Barn owls (Tyto alba) were generally considered extralimital in Minnesota until the International Owl Center’s fixed recording equipment picked them up in 2014, 2017, 2018, and 2019 during a great horned owl study. In 2020, the Center began using Song Meter Minis to detect barn owls in other locations in southeastern Minnesota and southwestern Wisconsin. Despite being strictly nocturnal and far less vocal than other owl species, barn owls were recorded at a variety of new locations. This research is largely responsible for doubling the number of barn owl reports in Minnesota in recorded history, and its state listing status will be reconsidered during the next review of rare species listings. This talk will cover methods used (equipment, software, and settings), location and length of recorder placement, what worked, what didn’t, and tricks that helped find barn owls in Kaleidoscope.

About Karla Bloem

Karla Bloem is the founder and Executive Director of the International Owl Center, a nonprofit that seeks to educate people about owls and inspire them to take conservation action. She began studying the vocalizations of wild and captive great horned owls (Bubo virginianus) in Minnesota in 2004 when her fixed recorders began to detect barn owls (considered extralimital in the area). Over the past three years, Karla has detected barn owls in a variety of new locations, effectively redefining their status in the state with the help of acoustic monitoring.

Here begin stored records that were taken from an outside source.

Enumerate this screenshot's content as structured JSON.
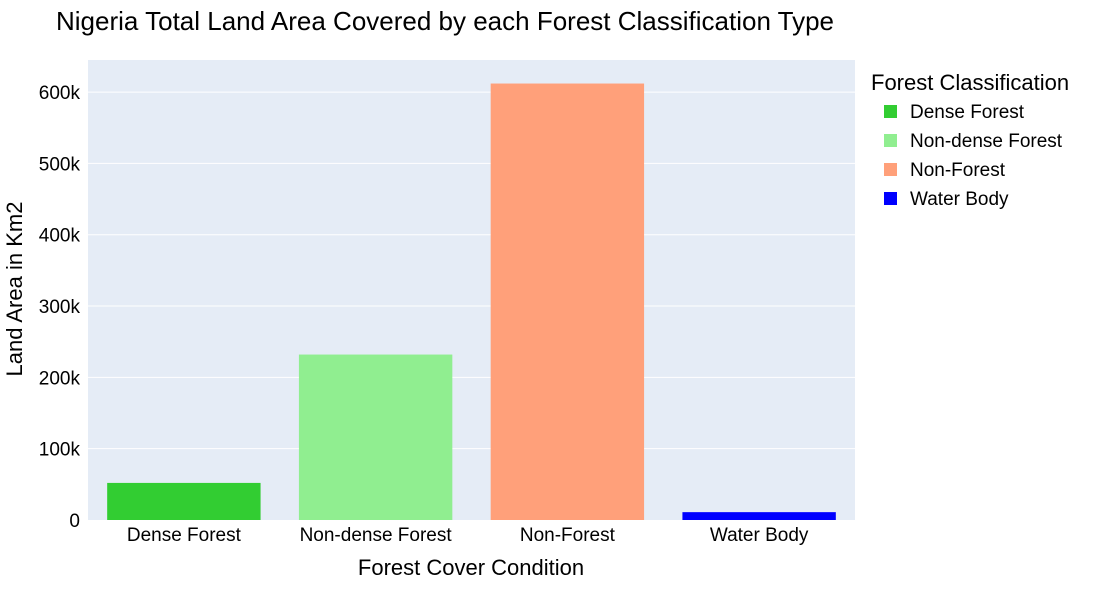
{
  "chart_data": {
    "type": "bar",
    "title": "Nigeria Total Land Area Covered by each Forest Classification Type",
    "xlabel": "Forest Cover Condition",
    "ylabel": "Land Area in Km2",
    "categories": [
      "Dense Forest",
      "Non-dense Forest",
      "Non-Forest",
      "Water Body"
    ],
    "values": [
      52000,
      232000,
      612000,
      11000
    ],
    "colors": [
      "#32cd32",
      "#90ee90",
      "#ffa07a",
      "#0000ff"
    ],
    "ylim": [
      0,
      645000
    ],
    "yticks": [
      0,
      100000,
      200000,
      300000,
      400000,
      500000,
      600000
    ],
    "ytick_labels": [
      "0",
      "100k",
      "200k",
      "300k",
      "400k",
      "500k",
      "600k"
    ],
    "grid": true,
    "plot_background": "#e5ecf6",
    "legend": {
      "title": "Forest Classification",
      "placement": "right",
      "entries": [
        "Dense Forest",
        "Non-dense Forest",
        "Non-Forest",
        "Water Body"
      ]
    }
  }
}
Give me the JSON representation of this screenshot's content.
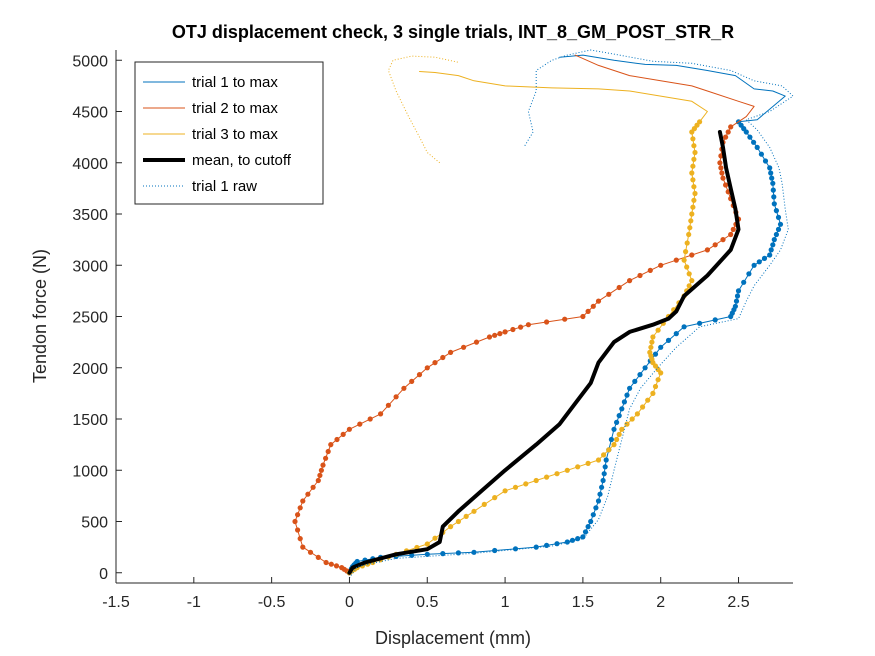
{
  "chart_data": {
    "type": "line",
    "title": "OTJ displacement check, 3 single trials, INT_8_GM_POST_STR_R",
    "xlabel": "Displacement (mm)",
    "ylabel": "Tendon force (N)",
    "xlim": [
      -1.5,
      2.85
    ],
    "ylim": [
      -100,
      5100
    ],
    "xticks": [
      -1.5,
      -1,
      -0.5,
      0,
      0.5,
      1,
      1.5,
      2,
      2.5
    ],
    "xtick_labels": [
      "-1.5",
      "-1",
      "-0.5",
      "0",
      "0.5",
      "1",
      "1.5",
      "2",
      "2.5"
    ],
    "yticks": [
      0,
      500,
      1000,
      1500,
      2000,
      2500,
      3000,
      3500,
      4000,
      4500,
      5000
    ],
    "ytick_labels": [
      "0",
      "500",
      "1000",
      "1500",
      "2000",
      "2500",
      "3000",
      "3500",
      "4000",
      "4500",
      "5000"
    ],
    "grid": false,
    "legend_position": "top-left",
    "series": [
      {
        "name": "trial 1 to max",
        "color": "#0072BD",
        "style": "solid",
        "line_width": 1,
        "markers": "dots-below-4400",
        "points": [
          [
            0,
            0
          ],
          [
            0.02,
            60
          ],
          [
            0.05,
            110
          ],
          [
            0.2,
            150
          ],
          [
            0.5,
            180
          ],
          [
            0.8,
            200
          ],
          [
            1.2,
            250
          ],
          [
            1.4,
            300
          ],
          [
            1.5,
            350
          ],
          [
            1.55,
            500
          ],
          [
            1.6,
            700
          ],
          [
            1.63,
            900
          ],
          [
            1.65,
            1100
          ],
          [
            1.7,
            1400
          ],
          [
            1.75,
            1600
          ],
          [
            1.8,
            1800
          ],
          [
            1.9,
            2000
          ],
          [
            2.0,
            2200
          ],
          [
            2.15,
            2400
          ],
          [
            2.45,
            2500
          ],
          [
            2.48,
            2600
          ],
          [
            2.5,
            2750
          ],
          [
            2.6,
            3000
          ],
          [
            2.7,
            3100
          ],
          [
            2.73,
            3250
          ],
          [
            2.77,
            3400
          ],
          [
            2.73,
            3600
          ],
          [
            2.72,
            3800
          ],
          [
            2.7,
            3950
          ],
          [
            2.62,
            4150
          ],
          [
            2.55,
            4300
          ],
          [
            2.5,
            4400
          ],
          [
            2.62,
            4420
          ],
          [
            2.8,
            4650
          ],
          [
            2.72,
            4700
          ],
          [
            2.6,
            4720
          ],
          [
            2.48,
            4850
          ],
          [
            2.3,
            4900
          ],
          [
            2.1,
            4950
          ],
          [
            1.9,
            4960
          ],
          [
            1.7,
            5000
          ],
          [
            1.5,
            5050
          ],
          [
            1.35,
            5030
          ]
        ]
      },
      {
        "name": "trial 2 to max",
        "color": "#D95319",
        "style": "solid",
        "line_width": 1,
        "markers": "dots-below-4400",
        "points": [
          [
            0,
            0
          ],
          [
            -0.05,
            50
          ],
          [
            -0.15,
            100
          ],
          [
            -0.3,
            250
          ],
          [
            -0.35,
            500
          ],
          [
            -0.3,
            700
          ],
          [
            -0.2,
            900
          ],
          [
            -0.17,
            1050
          ],
          [
            -0.12,
            1250
          ],
          [
            0,
            1400
          ],
          [
            0.2,
            1550
          ],
          [
            0.35,
            1800
          ],
          [
            0.5,
            2000
          ],
          [
            0.65,
            2150
          ],
          [
            0.9,
            2300
          ],
          [
            1.0,
            2350
          ],
          [
            1.15,
            2420
          ],
          [
            1.5,
            2500
          ],
          [
            1.6,
            2650
          ],
          [
            1.8,
            2850
          ],
          [
            2.0,
            3000
          ],
          [
            2.3,
            3150
          ],
          [
            2.45,
            3300
          ],
          [
            2.5,
            3450
          ],
          [
            2.45,
            3650
          ],
          [
            2.4,
            3850
          ],
          [
            2.38,
            4000
          ],
          [
            2.4,
            4200
          ],
          [
            2.45,
            4350
          ],
          [
            2.55,
            4450
          ],
          [
            2.6,
            4550
          ],
          [
            2.5,
            4600
          ],
          [
            2.3,
            4700
          ],
          [
            2.2,
            4750
          ],
          [
            2.0,
            4800
          ],
          [
            1.8,
            4850
          ],
          [
            1.6,
            4950
          ],
          [
            1.45,
            5050
          ]
        ]
      },
      {
        "name": "trial 3 to max",
        "color": "#EDB120",
        "style": "solid",
        "line_width": 1,
        "markers": "dots-below-4400",
        "points": [
          [
            0,
            0
          ],
          [
            0.05,
            50
          ],
          [
            0.15,
            100
          ],
          [
            0.3,
            180
          ],
          [
            0.5,
            280
          ],
          [
            0.65,
            450
          ],
          [
            0.8,
            600
          ],
          [
            1.0,
            800
          ],
          [
            1.2,
            900
          ],
          [
            1.4,
            1000
          ],
          [
            1.6,
            1100
          ],
          [
            1.7,
            1250
          ],
          [
            1.75,
            1400
          ],
          [
            1.85,
            1550
          ],
          [
            1.95,
            1750
          ],
          [
            2.0,
            1950
          ],
          [
            1.95,
            2050
          ],
          [
            1.93,
            2150
          ],
          [
            1.95,
            2300
          ],
          [
            2.05,
            2500
          ],
          [
            2.15,
            2700
          ],
          [
            2.2,
            2850
          ],
          [
            2.15,
            3050
          ],
          [
            2.18,
            3300
          ],
          [
            2.2,
            3500
          ],
          [
            2.22,
            3700
          ],
          [
            2.2,
            3900
          ],
          [
            2.22,
            4100
          ],
          [
            2.2,
            4300
          ],
          [
            2.25,
            4400
          ],
          [
            2.3,
            4500
          ],
          [
            2.2,
            4600
          ],
          [
            2.0,
            4650
          ],
          [
            1.8,
            4700
          ],
          [
            1.6,
            4720
          ],
          [
            1.3,
            4730
          ],
          [
            1.0,
            4750
          ],
          [
            0.8,
            4800
          ],
          [
            0.7,
            4850
          ],
          [
            0.55,
            4880
          ],
          [
            0.45,
            4890
          ]
        ]
      },
      {
        "name": "mean, to cutoff",
        "color": "#000000",
        "style": "solid",
        "line_width": 4,
        "markers": "none",
        "points": [
          [
            0,
            0
          ],
          [
            0.02,
            50
          ],
          [
            0.1,
            100
          ],
          [
            0.3,
            180
          ],
          [
            0.5,
            230
          ],
          [
            0.58,
            300
          ],
          [
            0.6,
            450
          ],
          [
            0.7,
            600
          ],
          [
            0.85,
            800
          ],
          [
            1.0,
            1000
          ],
          [
            1.2,
            1250
          ],
          [
            1.35,
            1450
          ],
          [
            1.45,
            1650
          ],
          [
            1.55,
            1850
          ],
          [
            1.6,
            2050
          ],
          [
            1.7,
            2250
          ],
          [
            1.8,
            2350
          ],
          [
            1.95,
            2420
          ],
          [
            2.05,
            2480
          ],
          [
            2.1,
            2550
          ],
          [
            2.15,
            2700
          ],
          [
            2.3,
            2900
          ],
          [
            2.45,
            3150
          ],
          [
            2.5,
            3350
          ],
          [
            2.48,
            3550
          ],
          [
            2.45,
            3750
          ],
          [
            2.42,
            3950
          ],
          [
            2.4,
            4150
          ],
          [
            2.38,
            4300
          ]
        ]
      },
      {
        "name": "trial 1 raw",
        "color": "#0072BD",
        "style": "dotted",
        "line_width": 1,
        "markers": "none",
        "points": [
          [
            0,
            -50
          ],
          [
            0.05,
            60
          ],
          [
            0.3,
            140
          ],
          [
            0.8,
            190
          ],
          [
            1.3,
            260
          ],
          [
            1.5,
            330
          ],
          [
            1.6,
            520
          ],
          [
            1.66,
            750
          ],
          [
            1.7,
            1000
          ],
          [
            1.75,
            1300
          ],
          [
            1.8,
            1600
          ],
          [
            1.87,
            1800
          ],
          [
            1.98,
            2000
          ],
          [
            2.1,
            2200
          ],
          [
            2.25,
            2400
          ],
          [
            2.5,
            2480
          ],
          [
            2.55,
            2650
          ],
          [
            2.6,
            2800
          ],
          [
            2.7,
            3000
          ],
          [
            2.77,
            3150
          ],
          [
            2.82,
            3350
          ],
          [
            2.8,
            3550
          ],
          [
            2.78,
            3800
          ],
          [
            2.76,
            3950
          ],
          [
            2.7,
            4150
          ],
          [
            2.62,
            4320
          ],
          [
            2.55,
            4420
          ],
          [
            2.7,
            4500
          ],
          [
            2.85,
            4650
          ],
          [
            2.78,
            4750
          ],
          [
            2.6,
            4800
          ],
          [
            2.45,
            4900
          ],
          [
            2.2,
            4970
          ],
          [
            1.95,
            4990
          ],
          [
            1.7,
            5060
          ],
          [
            1.55,
            5100
          ],
          [
            1.4,
            5050
          ],
          [
            1.3,
            5000
          ],
          [
            1.2,
            4900
          ],
          [
            1.2,
            4700
          ],
          [
            1.15,
            4500
          ],
          [
            1.18,
            4300
          ],
          [
            1.12,
            4150
          ]
        ]
      },
      {
        "name": "",
        "color": "#EDB120",
        "style": "dotted",
        "line_width": 1,
        "markers": "none",
        "points": [
          [
            0.58,
            4000
          ],
          [
            0.5,
            4100
          ],
          [
            0.45,
            4250
          ],
          [
            0.38,
            4450
          ],
          [
            0.3,
            4700
          ],
          [
            0.25,
            4900
          ],
          [
            0.28,
            5000
          ],
          [
            0.4,
            5040
          ],
          [
            0.55,
            5030
          ],
          [
            0.7,
            4980
          ]
        ]
      }
    ],
    "legend": [
      {
        "label": "trial 1 to max",
        "color": "#0072BD",
        "style": "solid",
        "width": 1
      },
      {
        "label": "trial 2 to max",
        "color": "#D95319",
        "style": "solid",
        "width": 1
      },
      {
        "label": "trial 3 to max",
        "color": "#EDB120",
        "style": "solid",
        "width": 1
      },
      {
        "label": "mean, to cutoff",
        "color": "#000000",
        "style": "solid",
        "width": 4
      },
      {
        "label": "trial 1 raw",
        "color": "#0072BD",
        "style": "dotted",
        "width": 1
      }
    ]
  }
}
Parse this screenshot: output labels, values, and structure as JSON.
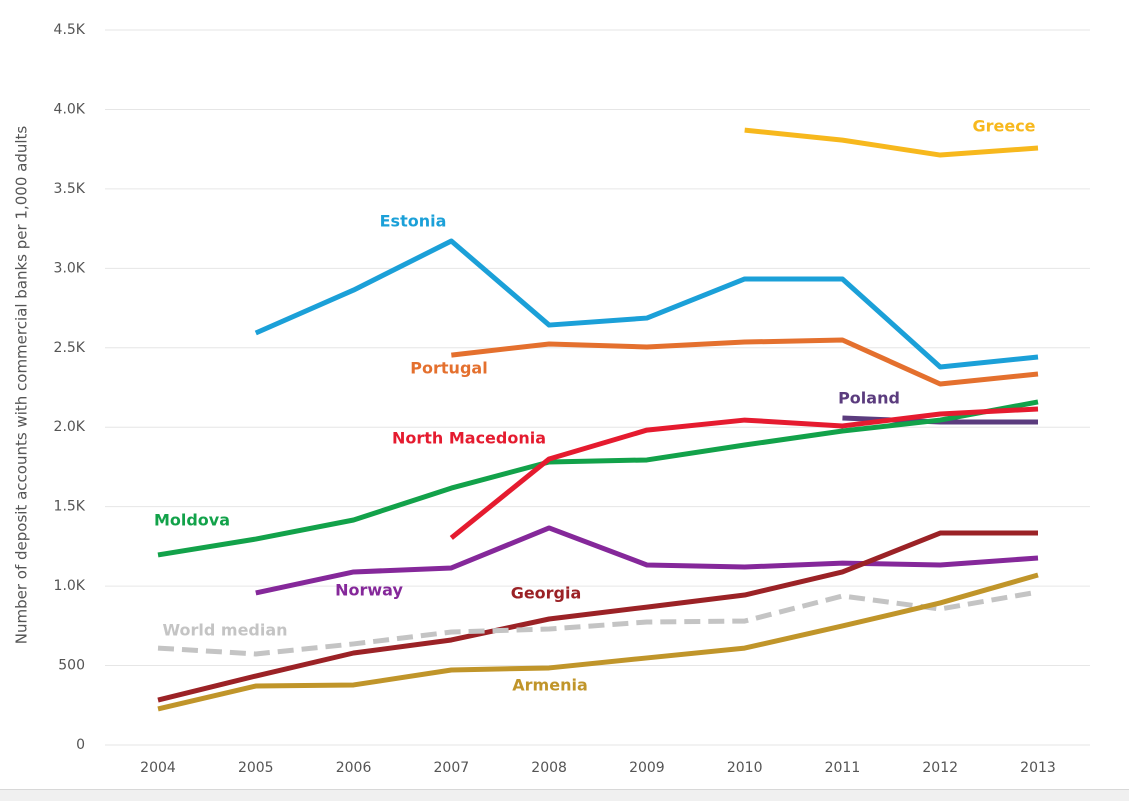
{
  "chart_data": {
    "type": "line",
    "y_label": "Number of deposit accounts with commercial banks per 1,000 adults",
    "categories": [
      "2004",
      "2005",
      "2006",
      "2007",
      "2008",
      "2009",
      "2010",
      "2011",
      "2012",
      "2013"
    ],
    "ylim": [
      0,
      4500
    ],
    "yticks": [
      0,
      500,
      {
        "value": 1000,
        "label": "1.0K"
      },
      {
        "value": 1500,
        "label": "1.5K"
      },
      {
        "value": 2000,
        "label": "2.0K"
      },
      {
        "value": 2500,
        "label": "2.5K"
      },
      {
        "value": 3000,
        "label": "3.0K"
      },
      {
        "value": 3500,
        "label": "3.5K"
      },
      {
        "value": 4000,
        "label": "4.0K"
      },
      {
        "value": 4500,
        "label": "4.5K"
      }
    ],
    "grid": true,
    "series": [
      {
        "name": "Greece",
        "color": "#f7b81d",
        "values": [
          null,
          null,
          null,
          null,
          null,
          null,
          3870,
          3807,
          3713,
          3757
        ]
      },
      {
        "name": "Estonia",
        "color": "#1ba0d8",
        "values": [
          null,
          2593,
          2863,
          3172,
          2643,
          2687,
          2933,
          2933,
          2379,
          2442
        ]
      },
      {
        "name": "Portugal",
        "color": "#e4702e",
        "values": [
          null,
          null,
          null,
          2454,
          2524,
          2505,
          2536,
          2549,
          2272,
          2335
        ]
      },
      {
        "name": "Poland",
        "color": "#5b3c7e",
        "values": [
          null,
          null,
          null,
          null,
          null,
          null,
          null,
          2058,
          2033,
          2033
        ]
      },
      {
        "name": "Moldova",
        "color": "#12a24a",
        "values": [
          1196,
          1296,
          1416,
          1617,
          1781,
          1794,
          1888,
          1976,
          2045,
          2159
        ]
      },
      {
        "name": "North Macedonia",
        "color": "#e51b2f",
        "values": [
          null,
          null,
          null,
          1303,
          1800,
          1982,
          2045,
          2008,
          2083,
          2115
        ]
      },
      {
        "name": "Norway",
        "color": "#85289a",
        "values": [
          null,
          957,
          1089,
          1114,
          1366,
          1133,
          1120,
          1145,
          1133,
          1177
        ]
      },
      {
        "name": "Georgia",
        "color": "#9b2226",
        "values": [
          283,
          434,
          579,
          661,
          793,
          868,
          944,
          1089,
          1334,
          1334
        ]
      },
      {
        "name": "World median",
        "color": "#c4c4c4",
        "dashed": true,
        "values": [
          610,
          573,
          636,
          711,
          730,
          774,
          780,
          938,
          856,
          963
        ]
      },
      {
        "name": "Armenia",
        "color": "#c0952a",
        "values": [
          227,
          371,
          378,
          472,
          485,
          548,
          610,
          749,
          894,
          1070
        ]
      }
    ]
  }
}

Passive Acoustic Monitoring of Northern Spotted Owls: This Is the Way

Northern spotted owls (Strix occidentalis caurina) are an important indicator species for old-growth forests—a primary reason scientists have monitored their populations since the 1980s. Using mark-resight methods and call-back surveys, the results of spotted owl monitoring have significantly influenced large-scale land management and conservation decisions. However, traditional methods are increasingly expensive and less viable as spotted owl populations decline. Passive acoustic monitoring (PAM) provides an effective, non-invasive way to detect spotted owl presence and population trends, sex individuals, and estimate pair-occupancy rates. A key component of our monitoring program’s success has been the development of machine learning models that automate species detections and enable rapid data processing and analysis workflows. By leveraging new technologies, northern spotted owl monitoring will expand the scope of inference to broad biodiversity monitoring and better link to remote sensing datasets to support decision-makers facing challenges in dynamic landscapes.

About Damon B. Lesmeister, PhD

Dr. Damon Lesmeister is the Principal Investigator of the Predator-Prey and Bioacoustics Lab in Corvallis, Oregon. He is a Research Wildlife Biologist with USDA Forest Service’s Pacific Northwest Research Station and holds Courtesy Faculty appointments with Oregon State University’s College of Forestry, and College of Agricultural Sciences. Dr. Lesmeister co-advises graduate students with OSU faculty. He has studied avian and mammalian predators and their prey in a variety of forest ecosystems.